Baking with Muscle: Protein-Packed Grain-Free Pumpkin Bread Bars

September 11, 2011

Perhaps the only thing I miss about my pre-Primal lifestyle is baking.  Baking is one those inherently loaded activities, lush with nostalgia, that stir memories of comfort, of childhood, of running outside while mom puts pies or breads out to cool.  Autumn baking, particularly, evokes these sensations in me; the warm spices feel cozy, and the act of baking fills the whole house with that unmistakable aroma.
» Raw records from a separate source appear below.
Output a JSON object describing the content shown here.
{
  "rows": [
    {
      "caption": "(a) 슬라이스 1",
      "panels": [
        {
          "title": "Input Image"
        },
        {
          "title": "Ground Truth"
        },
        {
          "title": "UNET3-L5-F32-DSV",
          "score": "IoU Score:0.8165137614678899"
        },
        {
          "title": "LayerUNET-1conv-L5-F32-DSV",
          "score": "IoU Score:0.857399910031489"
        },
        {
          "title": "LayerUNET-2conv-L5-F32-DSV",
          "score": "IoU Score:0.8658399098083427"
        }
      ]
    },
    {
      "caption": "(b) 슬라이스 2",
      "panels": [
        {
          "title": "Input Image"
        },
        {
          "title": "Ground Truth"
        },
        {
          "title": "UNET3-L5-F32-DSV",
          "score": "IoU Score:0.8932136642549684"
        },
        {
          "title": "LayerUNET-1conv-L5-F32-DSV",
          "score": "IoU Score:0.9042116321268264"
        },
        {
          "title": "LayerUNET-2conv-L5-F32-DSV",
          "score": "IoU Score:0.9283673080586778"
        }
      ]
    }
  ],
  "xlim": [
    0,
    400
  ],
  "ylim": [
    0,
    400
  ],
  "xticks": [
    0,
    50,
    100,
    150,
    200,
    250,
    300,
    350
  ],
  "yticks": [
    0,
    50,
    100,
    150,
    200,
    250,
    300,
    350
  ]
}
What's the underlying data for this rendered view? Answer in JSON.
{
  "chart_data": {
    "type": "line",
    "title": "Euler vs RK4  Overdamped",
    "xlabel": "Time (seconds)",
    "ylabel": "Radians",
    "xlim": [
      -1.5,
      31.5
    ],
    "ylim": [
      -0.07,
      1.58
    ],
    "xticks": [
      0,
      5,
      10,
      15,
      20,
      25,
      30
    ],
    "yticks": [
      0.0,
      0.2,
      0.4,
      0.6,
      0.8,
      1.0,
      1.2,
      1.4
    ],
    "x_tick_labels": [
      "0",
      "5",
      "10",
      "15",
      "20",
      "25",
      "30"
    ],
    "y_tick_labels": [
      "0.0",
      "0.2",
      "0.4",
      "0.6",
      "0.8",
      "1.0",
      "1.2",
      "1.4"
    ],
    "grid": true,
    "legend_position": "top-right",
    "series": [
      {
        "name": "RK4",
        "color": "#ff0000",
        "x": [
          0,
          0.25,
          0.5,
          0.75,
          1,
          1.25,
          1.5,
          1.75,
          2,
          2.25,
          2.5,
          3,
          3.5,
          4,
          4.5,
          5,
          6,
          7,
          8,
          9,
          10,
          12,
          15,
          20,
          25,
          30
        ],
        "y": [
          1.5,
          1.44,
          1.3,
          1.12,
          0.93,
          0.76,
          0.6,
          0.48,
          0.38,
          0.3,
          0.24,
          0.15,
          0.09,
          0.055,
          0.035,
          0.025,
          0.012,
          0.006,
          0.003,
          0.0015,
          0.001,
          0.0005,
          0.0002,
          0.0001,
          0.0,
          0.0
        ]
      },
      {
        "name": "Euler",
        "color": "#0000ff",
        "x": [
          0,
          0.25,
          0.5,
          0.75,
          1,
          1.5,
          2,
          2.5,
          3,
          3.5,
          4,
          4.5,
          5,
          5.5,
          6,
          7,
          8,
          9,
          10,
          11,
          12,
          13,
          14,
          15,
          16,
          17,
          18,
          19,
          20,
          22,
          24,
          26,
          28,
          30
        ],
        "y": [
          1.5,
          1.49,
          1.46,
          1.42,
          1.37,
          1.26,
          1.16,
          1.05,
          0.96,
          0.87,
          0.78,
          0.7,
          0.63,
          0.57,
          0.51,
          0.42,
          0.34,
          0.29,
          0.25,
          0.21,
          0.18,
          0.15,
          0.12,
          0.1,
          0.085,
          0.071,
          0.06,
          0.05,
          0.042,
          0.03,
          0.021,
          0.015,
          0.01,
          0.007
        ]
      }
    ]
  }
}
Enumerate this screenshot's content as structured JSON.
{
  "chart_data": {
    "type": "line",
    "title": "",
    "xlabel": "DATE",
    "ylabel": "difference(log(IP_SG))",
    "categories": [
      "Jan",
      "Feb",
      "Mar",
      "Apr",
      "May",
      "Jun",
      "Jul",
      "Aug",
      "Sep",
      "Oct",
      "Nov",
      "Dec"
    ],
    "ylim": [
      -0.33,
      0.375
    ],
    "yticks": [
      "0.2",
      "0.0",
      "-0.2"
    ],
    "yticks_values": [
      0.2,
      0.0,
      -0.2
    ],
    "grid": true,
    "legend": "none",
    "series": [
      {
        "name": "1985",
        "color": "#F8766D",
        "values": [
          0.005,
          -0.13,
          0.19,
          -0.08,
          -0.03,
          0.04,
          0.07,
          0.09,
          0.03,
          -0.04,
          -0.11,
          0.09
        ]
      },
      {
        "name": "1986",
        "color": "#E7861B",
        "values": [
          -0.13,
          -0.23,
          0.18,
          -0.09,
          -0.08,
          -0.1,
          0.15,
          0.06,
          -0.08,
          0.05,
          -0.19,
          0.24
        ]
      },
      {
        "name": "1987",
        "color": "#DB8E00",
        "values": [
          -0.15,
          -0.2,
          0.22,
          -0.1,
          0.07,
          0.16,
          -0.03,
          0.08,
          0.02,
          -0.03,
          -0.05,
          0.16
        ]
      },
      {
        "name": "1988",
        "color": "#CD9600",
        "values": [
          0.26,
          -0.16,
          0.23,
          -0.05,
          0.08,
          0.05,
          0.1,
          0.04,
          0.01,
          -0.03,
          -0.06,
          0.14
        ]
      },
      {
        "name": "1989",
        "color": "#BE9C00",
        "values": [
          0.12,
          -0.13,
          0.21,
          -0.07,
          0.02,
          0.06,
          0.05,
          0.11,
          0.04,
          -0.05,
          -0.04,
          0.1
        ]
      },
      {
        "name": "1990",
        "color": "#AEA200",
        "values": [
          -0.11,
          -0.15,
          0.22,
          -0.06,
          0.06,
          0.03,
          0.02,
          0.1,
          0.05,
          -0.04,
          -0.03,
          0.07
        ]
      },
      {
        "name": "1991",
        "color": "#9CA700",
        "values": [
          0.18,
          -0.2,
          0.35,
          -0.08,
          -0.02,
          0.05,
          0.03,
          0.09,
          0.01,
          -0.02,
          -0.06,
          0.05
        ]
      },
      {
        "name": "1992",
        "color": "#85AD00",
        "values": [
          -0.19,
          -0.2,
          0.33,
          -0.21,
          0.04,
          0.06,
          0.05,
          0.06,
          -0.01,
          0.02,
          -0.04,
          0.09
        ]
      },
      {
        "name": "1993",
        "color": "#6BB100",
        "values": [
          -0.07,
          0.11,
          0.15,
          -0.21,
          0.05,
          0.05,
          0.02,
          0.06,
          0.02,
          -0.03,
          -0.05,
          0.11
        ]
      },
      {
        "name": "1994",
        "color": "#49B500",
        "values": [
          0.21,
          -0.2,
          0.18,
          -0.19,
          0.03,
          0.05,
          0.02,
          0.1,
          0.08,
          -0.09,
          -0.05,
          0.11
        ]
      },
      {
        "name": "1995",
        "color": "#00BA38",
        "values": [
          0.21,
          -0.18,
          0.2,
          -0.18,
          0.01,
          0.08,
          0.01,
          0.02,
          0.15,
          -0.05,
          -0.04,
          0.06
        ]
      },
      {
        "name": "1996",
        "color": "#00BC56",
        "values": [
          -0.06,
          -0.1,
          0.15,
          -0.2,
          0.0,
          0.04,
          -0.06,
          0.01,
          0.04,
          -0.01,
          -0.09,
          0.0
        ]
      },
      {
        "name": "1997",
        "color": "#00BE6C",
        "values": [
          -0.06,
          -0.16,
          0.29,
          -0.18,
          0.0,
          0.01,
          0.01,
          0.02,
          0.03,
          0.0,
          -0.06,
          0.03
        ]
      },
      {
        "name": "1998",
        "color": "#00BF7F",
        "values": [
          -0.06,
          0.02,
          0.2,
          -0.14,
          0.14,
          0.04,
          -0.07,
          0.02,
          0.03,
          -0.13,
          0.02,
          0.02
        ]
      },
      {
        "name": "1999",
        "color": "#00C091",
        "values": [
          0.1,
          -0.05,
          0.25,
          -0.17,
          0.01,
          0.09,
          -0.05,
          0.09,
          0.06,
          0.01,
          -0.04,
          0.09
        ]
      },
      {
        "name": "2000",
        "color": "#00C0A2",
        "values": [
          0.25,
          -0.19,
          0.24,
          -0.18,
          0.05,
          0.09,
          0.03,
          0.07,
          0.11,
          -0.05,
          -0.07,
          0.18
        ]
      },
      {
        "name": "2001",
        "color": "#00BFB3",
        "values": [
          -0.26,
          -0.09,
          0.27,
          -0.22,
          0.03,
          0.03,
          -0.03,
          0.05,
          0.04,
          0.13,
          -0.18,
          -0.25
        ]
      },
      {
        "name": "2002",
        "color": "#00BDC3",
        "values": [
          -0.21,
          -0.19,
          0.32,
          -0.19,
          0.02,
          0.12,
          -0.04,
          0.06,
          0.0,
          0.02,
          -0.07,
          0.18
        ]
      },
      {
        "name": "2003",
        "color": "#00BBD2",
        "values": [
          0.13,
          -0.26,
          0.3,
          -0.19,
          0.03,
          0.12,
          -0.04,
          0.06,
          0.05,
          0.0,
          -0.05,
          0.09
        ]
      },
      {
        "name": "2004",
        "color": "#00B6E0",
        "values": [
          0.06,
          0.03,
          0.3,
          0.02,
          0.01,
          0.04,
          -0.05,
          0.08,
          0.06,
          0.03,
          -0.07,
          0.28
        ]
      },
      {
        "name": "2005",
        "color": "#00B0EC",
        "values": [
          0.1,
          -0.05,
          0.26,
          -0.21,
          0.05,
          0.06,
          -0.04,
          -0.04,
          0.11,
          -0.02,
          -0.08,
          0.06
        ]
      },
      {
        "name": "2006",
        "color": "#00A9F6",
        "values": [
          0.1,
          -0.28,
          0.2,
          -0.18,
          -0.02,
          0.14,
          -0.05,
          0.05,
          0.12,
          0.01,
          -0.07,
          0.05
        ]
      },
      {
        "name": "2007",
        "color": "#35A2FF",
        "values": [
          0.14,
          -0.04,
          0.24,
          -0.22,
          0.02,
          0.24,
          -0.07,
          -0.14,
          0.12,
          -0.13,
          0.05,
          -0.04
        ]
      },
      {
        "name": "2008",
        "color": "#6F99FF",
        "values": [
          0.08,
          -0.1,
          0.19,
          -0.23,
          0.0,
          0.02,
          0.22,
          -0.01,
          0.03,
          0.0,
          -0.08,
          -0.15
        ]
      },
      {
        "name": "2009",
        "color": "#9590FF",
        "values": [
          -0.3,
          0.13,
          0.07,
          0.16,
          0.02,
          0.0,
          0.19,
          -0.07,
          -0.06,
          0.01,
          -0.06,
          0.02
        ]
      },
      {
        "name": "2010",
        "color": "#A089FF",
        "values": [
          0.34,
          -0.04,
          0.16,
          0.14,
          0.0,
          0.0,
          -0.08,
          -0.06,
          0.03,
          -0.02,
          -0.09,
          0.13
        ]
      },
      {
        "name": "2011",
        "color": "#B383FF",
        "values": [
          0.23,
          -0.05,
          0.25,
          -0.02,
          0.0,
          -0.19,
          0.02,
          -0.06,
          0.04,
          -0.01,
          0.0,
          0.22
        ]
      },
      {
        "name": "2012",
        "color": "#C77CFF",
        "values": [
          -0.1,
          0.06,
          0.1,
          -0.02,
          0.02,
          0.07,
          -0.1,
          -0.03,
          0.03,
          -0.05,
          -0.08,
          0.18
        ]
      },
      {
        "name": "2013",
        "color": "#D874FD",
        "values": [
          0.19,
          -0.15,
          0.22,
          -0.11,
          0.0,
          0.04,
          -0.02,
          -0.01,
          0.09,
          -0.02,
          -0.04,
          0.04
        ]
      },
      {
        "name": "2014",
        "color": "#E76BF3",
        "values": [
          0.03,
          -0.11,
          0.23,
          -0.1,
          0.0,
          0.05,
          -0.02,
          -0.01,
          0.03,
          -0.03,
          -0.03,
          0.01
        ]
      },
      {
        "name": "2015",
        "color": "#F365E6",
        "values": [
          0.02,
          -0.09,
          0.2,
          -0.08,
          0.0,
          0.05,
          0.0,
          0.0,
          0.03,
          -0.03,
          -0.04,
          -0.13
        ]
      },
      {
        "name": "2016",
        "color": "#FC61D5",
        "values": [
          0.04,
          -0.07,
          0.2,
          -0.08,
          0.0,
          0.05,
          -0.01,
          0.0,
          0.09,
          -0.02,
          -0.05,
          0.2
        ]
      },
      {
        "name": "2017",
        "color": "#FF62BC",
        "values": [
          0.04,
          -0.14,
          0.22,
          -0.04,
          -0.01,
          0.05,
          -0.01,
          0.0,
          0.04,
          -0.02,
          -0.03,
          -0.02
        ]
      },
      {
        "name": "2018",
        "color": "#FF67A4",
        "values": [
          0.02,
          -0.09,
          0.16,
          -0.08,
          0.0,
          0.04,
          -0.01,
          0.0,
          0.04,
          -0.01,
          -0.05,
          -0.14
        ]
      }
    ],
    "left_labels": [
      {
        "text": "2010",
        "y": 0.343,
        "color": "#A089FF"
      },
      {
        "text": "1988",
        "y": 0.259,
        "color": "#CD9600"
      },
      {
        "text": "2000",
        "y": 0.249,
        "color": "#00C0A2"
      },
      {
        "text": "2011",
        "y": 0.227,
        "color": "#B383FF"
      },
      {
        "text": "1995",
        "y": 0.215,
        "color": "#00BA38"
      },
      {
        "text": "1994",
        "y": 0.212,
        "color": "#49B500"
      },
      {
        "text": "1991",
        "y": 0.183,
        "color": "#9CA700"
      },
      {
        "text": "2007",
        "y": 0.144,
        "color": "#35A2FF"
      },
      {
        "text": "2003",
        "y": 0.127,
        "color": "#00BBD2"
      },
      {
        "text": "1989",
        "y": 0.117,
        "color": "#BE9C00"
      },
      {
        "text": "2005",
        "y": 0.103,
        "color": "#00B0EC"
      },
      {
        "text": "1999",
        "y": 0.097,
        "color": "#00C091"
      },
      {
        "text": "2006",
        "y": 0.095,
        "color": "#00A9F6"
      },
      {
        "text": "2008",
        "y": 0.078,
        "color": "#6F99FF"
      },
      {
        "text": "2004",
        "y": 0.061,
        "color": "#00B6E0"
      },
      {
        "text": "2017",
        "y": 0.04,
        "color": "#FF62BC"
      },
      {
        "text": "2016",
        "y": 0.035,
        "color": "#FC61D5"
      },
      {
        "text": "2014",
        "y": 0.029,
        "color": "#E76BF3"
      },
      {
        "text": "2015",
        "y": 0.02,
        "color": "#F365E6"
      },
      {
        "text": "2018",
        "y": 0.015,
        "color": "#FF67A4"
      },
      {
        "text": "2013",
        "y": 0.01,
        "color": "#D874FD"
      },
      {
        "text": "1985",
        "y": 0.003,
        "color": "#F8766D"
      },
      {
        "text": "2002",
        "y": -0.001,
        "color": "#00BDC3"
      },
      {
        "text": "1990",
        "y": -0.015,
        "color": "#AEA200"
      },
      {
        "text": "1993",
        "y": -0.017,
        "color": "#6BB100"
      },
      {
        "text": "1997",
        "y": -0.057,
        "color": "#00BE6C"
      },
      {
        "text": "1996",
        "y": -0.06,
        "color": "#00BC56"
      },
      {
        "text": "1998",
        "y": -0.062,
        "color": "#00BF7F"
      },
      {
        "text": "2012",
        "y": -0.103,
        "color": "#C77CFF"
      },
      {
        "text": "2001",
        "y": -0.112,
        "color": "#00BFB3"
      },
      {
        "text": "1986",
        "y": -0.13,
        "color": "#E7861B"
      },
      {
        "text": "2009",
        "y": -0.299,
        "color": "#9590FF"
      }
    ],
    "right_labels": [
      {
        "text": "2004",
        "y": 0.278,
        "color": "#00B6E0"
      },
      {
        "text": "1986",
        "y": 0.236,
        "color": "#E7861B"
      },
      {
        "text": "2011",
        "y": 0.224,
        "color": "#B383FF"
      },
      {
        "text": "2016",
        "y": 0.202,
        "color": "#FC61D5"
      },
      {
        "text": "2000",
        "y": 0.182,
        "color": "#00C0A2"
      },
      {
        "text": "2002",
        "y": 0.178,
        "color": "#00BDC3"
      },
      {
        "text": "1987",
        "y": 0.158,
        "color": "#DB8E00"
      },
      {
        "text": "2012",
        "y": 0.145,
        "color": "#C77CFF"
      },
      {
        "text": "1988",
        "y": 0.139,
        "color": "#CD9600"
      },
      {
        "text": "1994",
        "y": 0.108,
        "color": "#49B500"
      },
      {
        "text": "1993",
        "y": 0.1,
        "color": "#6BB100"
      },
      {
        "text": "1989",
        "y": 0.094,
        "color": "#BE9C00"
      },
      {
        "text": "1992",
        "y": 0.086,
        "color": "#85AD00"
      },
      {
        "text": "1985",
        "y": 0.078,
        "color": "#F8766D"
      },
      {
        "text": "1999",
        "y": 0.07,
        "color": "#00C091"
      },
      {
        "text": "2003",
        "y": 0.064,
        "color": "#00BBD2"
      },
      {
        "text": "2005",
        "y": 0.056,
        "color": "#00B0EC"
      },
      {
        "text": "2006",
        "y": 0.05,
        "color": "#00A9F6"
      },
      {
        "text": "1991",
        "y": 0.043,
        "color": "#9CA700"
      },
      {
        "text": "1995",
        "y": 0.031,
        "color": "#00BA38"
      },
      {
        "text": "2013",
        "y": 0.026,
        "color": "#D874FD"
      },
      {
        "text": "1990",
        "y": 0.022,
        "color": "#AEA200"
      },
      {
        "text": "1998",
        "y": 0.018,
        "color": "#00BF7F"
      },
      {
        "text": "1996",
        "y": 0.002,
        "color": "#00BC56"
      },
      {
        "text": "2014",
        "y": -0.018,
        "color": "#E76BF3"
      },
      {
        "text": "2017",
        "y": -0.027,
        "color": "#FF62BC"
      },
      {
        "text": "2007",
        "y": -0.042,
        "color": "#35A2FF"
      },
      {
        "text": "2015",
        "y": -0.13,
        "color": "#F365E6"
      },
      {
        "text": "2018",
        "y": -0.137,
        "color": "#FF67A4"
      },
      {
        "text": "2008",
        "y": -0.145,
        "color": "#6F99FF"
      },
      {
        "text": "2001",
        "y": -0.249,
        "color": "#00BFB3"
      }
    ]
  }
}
Baking without grains can be difficult.  In my experience, though, as with all other recipes, the grains really only play a role as a sort of caloric filler – that is, they don’t offer much in the way of distinct flavor.  The upshot of grain-free baking, then, is that while it can be tricky, once you get a recipe that works, it tastes decidedly better than the grain-based version of the same thing.  In that spirit, here is a Primal-friendly recipe that will leave you satisfied, with that warm cozy feeling that comes with eating something fresh from the oven.  Do you know anyone who is on the fence, skeptical, or otherwise unconvinced about your Primal living?  Make this for them; it might just push them over the edge.  Without further ado, I present to you:

Primal Pumpkin Bars!


1-1/2 c pumpkin puree

1/4 c agave nectar

2 eggs

1 c almond butter

1/2 c vanilla or plain protein powder (I only use Bluebonnet Whey Isolate)

1 tsp vanilla extract (if using plain protein powder)

1 tsp each cinnamon, ginger, nutmeg

1/2 tsp cloves

1/4 tsp allspice

1/4 tsp salt

2 tsp baking soda


Preheat the oven to 350 and line either a baking sheet (around 10×12) or two 8x8s with parchment paper.

Unceremoniously dump everything into a bowl.  Mix well, until everything is smooth and even.  Use a spatula to spread the batter evenly into your baking sheet(s).  Bake for 20 minutes.  Cool, then slice.  Makes 16-20 depending on size of slices.

Nutrition: The whole recipe contains 2433 calories from 169 g of fat, 111 g of protein, and 156 g of carbs.  Divide by the number of slices you made to get per-serving stats. It is also rich in vitamin A, vitamin E, copper, iron, magnesium, manganese, and phosphorous.  For an extra dose of heart-healthy saturated fat (special thanks to Primal Toad for that phrase), spread with a pat of grass-fed butter before serving.


4 Responses to “Baking with Muscle: Protein-Packed Grain-Free Pumpkin Bread Bars”

  1. JoAnne Isgro Says:

    I ordered pumpkin today from….can’t find any canned anymore!! Pumpkins are just coming into season here…can’t wait to try your recipe!!

  2. Thanks for commenting!

    I had a hell of a time finding the pumpkin in the first place. Apparently, there was some sort of problem with the crop, so there’s a shortage everywhere. I’ve been told that we’ll be back on track with canned pumpkin in a few weeks, though.

    Also, one note on this recipe that I just discovered: they go bad fairly quickly. Make sure your container is really airtight, keep it in the fridge, and consider either making a half batch or else share them around, because they only last a few days.

  3. Catherine C Says:

    Vitacost seems to ALWAYS have those in stock too!!!

  4. I just wish Vitacost carried Bluebonnet…although Amazon has good prices on them.